La Corte dei Conti assolve i dirigenti comunali che non avevano sfrattato le associazioni assegnatarie di beni del Comune per fini sociali e culturali.

E’  di ieri la sentenza 77/2017 della Corte de Conti del Lazio  (il nostro commento) che dà  una svolta decisiva a quella che a Roma ha preso il nome di “Guerra dei Commons”, cominciata nell’aprile del 2015 con l’approvazione della delibera 140 che definiva le “linee guida per il riordino del patrimonio indisponibile in concessione“. Un provvedimento approvato dalla giunta Marino che serviva a migliorare la gestione del patrimonio indisponibile capitolino e che ha avuto come principale conseguenza quella di mettere alla porta moltissime realtà  cittadine con l’accusa di “danno erariale”.
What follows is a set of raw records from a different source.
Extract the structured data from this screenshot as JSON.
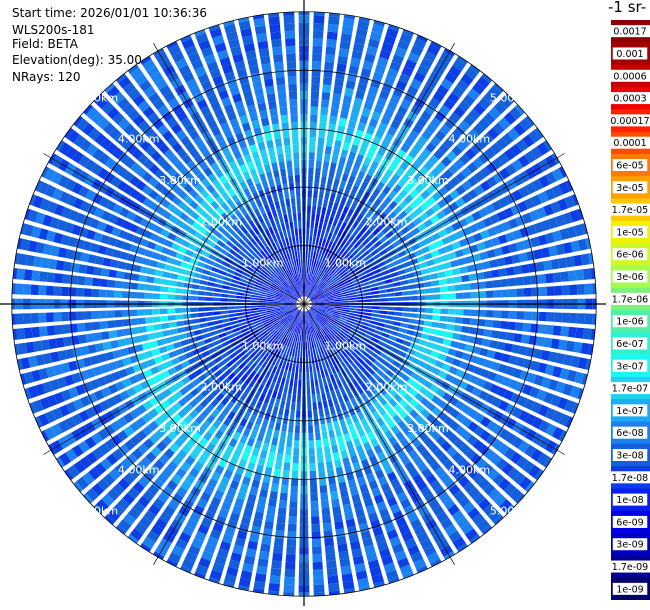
{
  "info": {
    "start_time": "Start time: 2026/01/01 10:36:36",
    "instrument": "WLS200s-181",
    "field": "Field: BETA",
    "elevation": "Elevation(deg): 35.00",
    "nrays": "NRays: 120"
  },
  "colorbar": {
    "title_fragment": "-1 sr-",
    "labels": [
      "0.0017",
      "0.001",
      "0.0006",
      "0.0003",
      "0.00017",
      "0.0001",
      "6e-05",
      "3e-05",
      "1.7e-05",
      "1e-05",
      "6e-06",
      "3e-06",
      "1.7e-06",
      "1e-06",
      "6e-07",
      "3e-07",
      "1.7e-07",
      "1e-07",
      "6e-08",
      "3e-08",
      "1.7e-08",
      "1e-08",
      "6e-09",
      "3e-09",
      "1.7e-09",
      "1e-09"
    ],
    "colors": [
      "#8b0000",
      "#a30000",
      "#c80000",
      "#ee0000",
      "#ff2000",
      "#ff4a00",
      "#ff7800",
      "#ffa000",
      "#ffc800",
      "#f4ee00",
      "#cdfa20",
      "#a6fa52",
      "#7ef07e",
      "#52f0a6",
      "#30f0d2",
      "#19f8f2",
      "#21d2f0",
      "#1eaaf0",
      "#1d80f0",
      "#1460dc",
      "#0c3ee6",
      "#0820ee",
      "#0000e6",
      "#0000c0",
      "#000096",
      "#00006e"
    ]
  },
  "range_labels": [
    "1.00km",
    "2.00km",
    "3.00km",
    "4.00km",
    "5.00km"
  ],
  "chart_data": {
    "type": "ppi-polar",
    "field": "BETA",
    "elevation_deg": 35.0,
    "nrays": 120,
    "max_range_km": 5.0,
    "range_ring_step_km": 1.0,
    "color_scale": "log",
    "profile": {
      "range_km": [
        0.0,
        0.5,
        1.0,
        1.5,
        2.0,
        2.25,
        2.5,
        2.75,
        3.0,
        3.5,
        4.0,
        4.5,
        5.0
      ],
      "beta": [
        1e-08,
        1e-08,
        1.5e-08,
        2e-08,
        4e-08,
        1e-07,
        2e-07,
        1.5e-07,
        6e-08,
        4e-08,
        3e-08,
        3e-08,
        3e-08
      ]
    }
  }
}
La Corte dei Conti smentisce cosìil suo Procuratore e riconosce le finalità  sociali e culturali di questi spazi che legittimano il pagamento di un canone ridotto al 20% del prezzo di mercato, poiché “la scadenza del termine senza che fosse intervenuta la concessione definitiva o senza che la stessa fosse stata rinnovata, non cambiava la natura del bene e la sua utilizzabilità  alle stesse condizioni agevolate attuate con il provvedimento originario con conseguente impossibilità  di praticare, per esso, un prezzo di mercato.”